Time-parameterized plots like these are a great way to get to know your system. If you make an architectural change and you find that the shape of this plot has changed significantly, then you can learn a lot about the effect your change had.

But sadly, I haven’t been able to find an open-source tool that makes these plots easy to generate. So I’ll show you one somewhat ugly, but still not too time-consuming, method I devised. The gist is this:

  1. Configure a graphite instance to store every data point for the metrics in which you’re interested.
  2. Run a script to download the data and parameterize it with respect to time.
  3. Mess with it in R

Configure Graphite

The first thing we’re going to do is set up Graphite to store high-resolution data for the metrics we want to plot, going back 30 days.

“But Dan! Why do you need Graphite? Couldn’t you just have statsd write these metrics out to MongoDB or write a custom backend to print them to a flat file?”

Sure I could, hypothetical question lady, but one nice thing about Graphite is its suite of built-in data transformation functions. If I wanted, for example, to make a parameterized plot of the sum of some metric gathered from multiple sources, I could just use Graphite’s SUM() function, rather than having to go and find the matching data points and add them all up myself.

I’m going to assume you already have a Graphite instance set up. If I were doing this for real in production, I’d use a separate Graphite instance. But I set up a fresh disposable one for the purposes of this post, and put the following in /opt/graphite/conf/storage-schemas.conf:

[keep_nconn]
pattern = ^stats\.gauges\.nconn$
retentions = 10s:30d

[keep_resptime]
pattern = ^stats\.timers\.resptime\..*
retentions = 10s:30d

[default_blackhole]
pattern = .*
retentions = 10s:10s

This basically says: keep every data point for 30 days for stats.gauges.nconn (number of concurrent connections) and stats.timers.resptime (response times of API requests), and discard everything else.

Get parametric data

I wrote a script to print out a table of data points parameterized by time. Here it is: https://gist.github.com/danslimmon/5320247

Play with it in R

Now we can load this data into R:

data <- read.table("/path/to/output.tsv")

We can get a scatterplot immediately:

plot(data$resptime_p90 ~ data$nconn)

Screen Shot 2013-04-05 at 5.21.09 PM

There’s a lot of black here, which may be hiding some behavior.

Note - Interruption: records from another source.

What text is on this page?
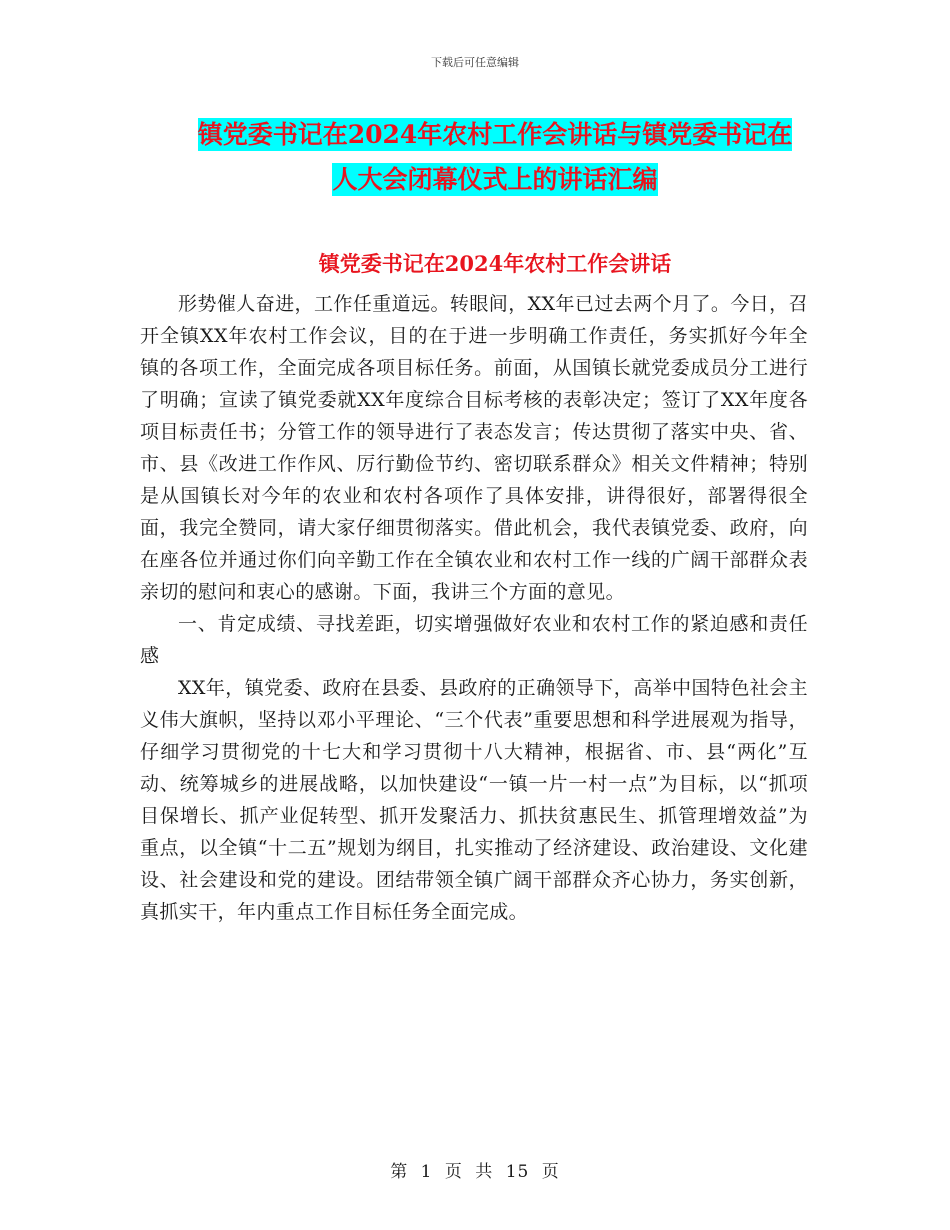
下载后可任意编辑
镇党委书记在2024年农村工作会讲话与镇党委书记在
人大会闭幕仪式上的讲话汇编
镇党委书记在2024年农村工作会讲话

形势催人奋进，工作任重道远。转眼间，XX年已过去两个月了。今日，召开全镇XX年农村工作会议，目的在于进一步明确工作责任，务实抓好今年全镇的各项工作，全面完成各项目标任务。前面，从国镇长就党委成员分工进行了明确；宣读了镇党委就XX年度综合目标考核的表彰决定；签订了XX年度各项目标责任书；分管工作的领导进行了表态发言；传达贯彻了落实中央、省、市、县《改进工作作风、厉行勤俭节约、密切联系群众》相关文件精神；特别是从国镇长对今年的农业和农村各项作了具体安排，讲得很好，部署得很全面，我完全赞同，请大家仔细贯彻落实。借此机会，我代表镇党委、政府，向在座各位并通过你们向辛勤工作在全镇农业和农村工作一线的广阔干部群众表亲切的慰问和衷心的感谢。下面，我讲三个方面的意见。

一、肯定成绩、寻找差距，切实增强做好农业和农村工作的紧迫感和责任感

XX年，镇党委、政府在县委、县政府的正确领导下，高举中国特色社会主义伟大旗帜，坚持以邓小平理论、“三个代表”重要思想和科学进展观为指导，仔细学习贯彻党的十七大和学习贯彻十八大精神，根据省、市、县“两化”互动、统筹城乡的进展战略，以加快建设“一镇一片一村一点”为目标，以“抓项目保增长、抓产业促转型、抓开发聚活力、抓扶贫惠民生、抓管理增效益”为重点，以全镇“十二五”规划为纲目，扎实推动了经济建设、政治建设、文化建设、社会建设和党的建设。团结带领全镇广阔干部群众齐心协力，务实创新，真抓实干，年内重点工作目标任务全面完成。

第 1 页 共 15 页
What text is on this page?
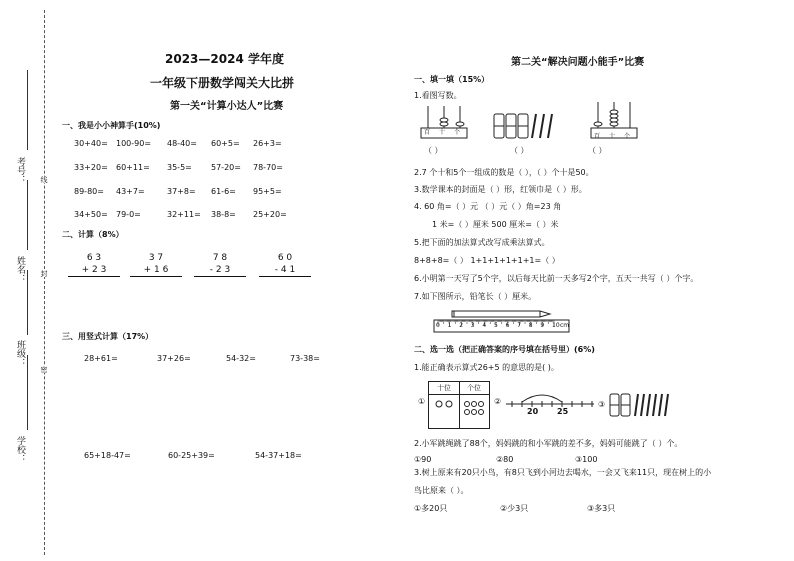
考号：
姓名：
班级：
学校：
线
封
密
2023—2024 学年度
一年级下册数学闯关大比拼
第一关“计算小达人”比赛
一、我是小小神算手(10%)
30+40= 100-90= 48-40= 60+5= 26+3=
33+20= 60+11= 35-5= 57-20= 78-70=
89-80= 43+7=	37+8= 61-6= 95+5=
34+50= 79-0=	32+11= 38-8= 25+20=
二、计算（8%）
6 3
+ 2 3
3 7
+ 1 6
7 8
- 2 3
6 0
- 4 1
三、用竖式计算（17%）
28+61=	37+26=	54-32=	73-38=
65+18-47=	60-25+39=	54-37+18=
第二关“解决问题小能手”比赛
一、填一填（15%）
1.看图写数。
百十个
百十个
（ ）	（ ）	（ ）
2.7 个十和5个一组成的数是（ ），（ ）个十是50。
3.数学课本的封面是（ ）形，红领巾是（ ）形。
4. 60 角=（ ）元 （ ）元（ ）角=23 角
1 米=（ ）厘米 500 厘米=（ ）米
5.把下面的加法算式改写成乘法算式。
8+8+8=（ ） 1+1+1+1+1+1=（ ）
6.小明第一天写了5个字，以后每天比前一天多写2个字，五天一共写（ ）个字。
7.如下图所示，铅笔长（ ）厘米。
0 1 2 3 4 5 6 7 8 9 10 cm
二、选一选（把正确答案的序号填在括号里）(6%)
1.能正确表示算式26+5 的意思的是( )。
①
十位	个位
②
20 25
③
2.小军跳绳跳了88个，妈妈跳的和小军跳的差不多，妈妈可能跳了（ ）个。
①90	②80	③100
3.树上原来有20只小鸟，有8只飞到小河边去喝水，一会又飞来11只，现在树上的小
鸟比原来（ ）。
①多20只	②少3只	③多3只
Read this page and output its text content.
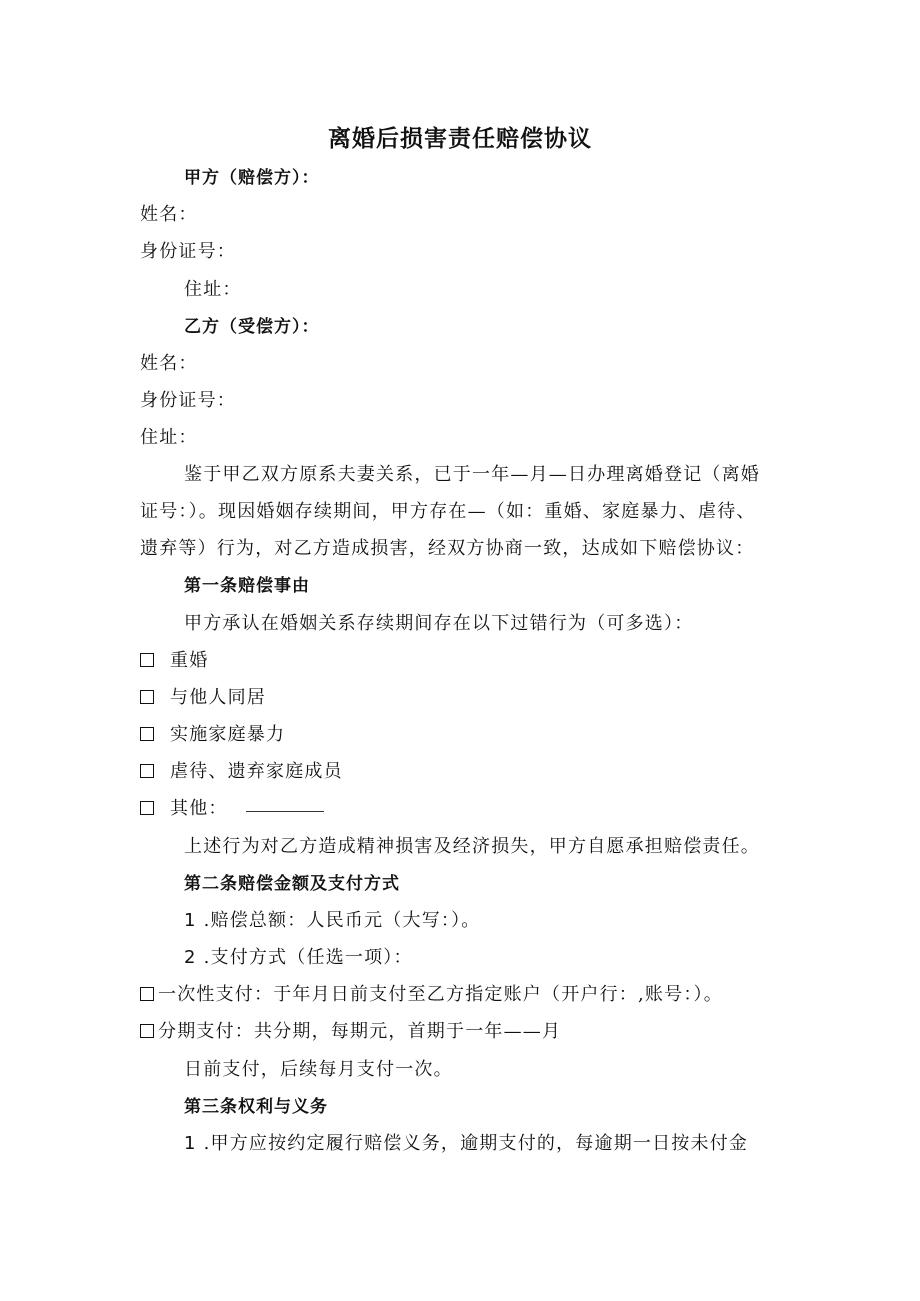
离婚后损害责任赔偿协议
甲方（赔偿方）：
姓名：
身份证号：
住址：
乙方（受偿方）：
姓名：
身份证号：
住址：
鉴于甲乙双方原系夫妻关系，已于一年—月—日办理离婚登记（离婚
证号：）。现因婚姻存续期间，甲方存在—（如：重婚、家庭暴力、虐待、
遗弃等）行为，对乙方造成损害，经双方协商一致，达成如下赔偿协议：
第一条赔偿事由
甲方承认在婚姻关系存续期间存在以下过错行为（可多选）：
重婚
与他人同居
实施家庭暴力
虐待、遗弃家庭成员
其他：
上述行为对乙方造成精神损害及经济损失，甲方自愿承担赔偿责任。
第二条赔偿金额及支付方式
1 .赔偿总额：人民币元（大写：）。
2 .支付方式（任选一项）：
一次性支付：于年月日前支付至乙方指定账户（开户行：,账号：）。
分期支付：共分期，每期元，首期于一年——月
日前支付，后续每月支付一次。
第三条权利与义务
1 .甲方应按约定履行赔偿义务，逾期支付的，每逾期一日按未付金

Maybe we’ll get a clearer picture by looking at a histogram of the data from each quartile (of nconn):

# Split the graphing area into four sections
par(mfrow=c(2,2))
# Get quantile values
quants <- quantile(data$nconn, c(.25,.5,.75))
# Draw the histograms
hist(data$resptime_90p[data$nconn <= quants[1]], xlim=c(0, 200), ylim=c(0,70000), breaks=seq(0,2000,20), main="Q1", xlab="resptime_90p")
hist(data$resptime_90p[data$nconn > quants[1] & data$nconn <= quants[2]], xlim=c(0, 200), ylim=c(0,70000), breaks=seq(0,2000,20),  main="Q2", xlab="resptime_90p")
hist(data$resptime_90p[data$nconn > quants[2] & data$nconn <= quants[3]], xlim=c(0, 200), ylim=c(0,70000), breaks=seq(0,2000,20),  main="Q3", xlab="resptime_90p")
hist(data$resptime_90p[data$nconn >= quants[3]], xlim=c(0, 200), ylim=c(0,70000), breaks=seq(0,2000,20), main="Q4", xlab="resptime_90p")

Which comes out like this:

Screen Shot 2013-04-05 at 7.05.07 PM

This shows us pretty intuitively how response time splays out as the number of concurrent connections rises.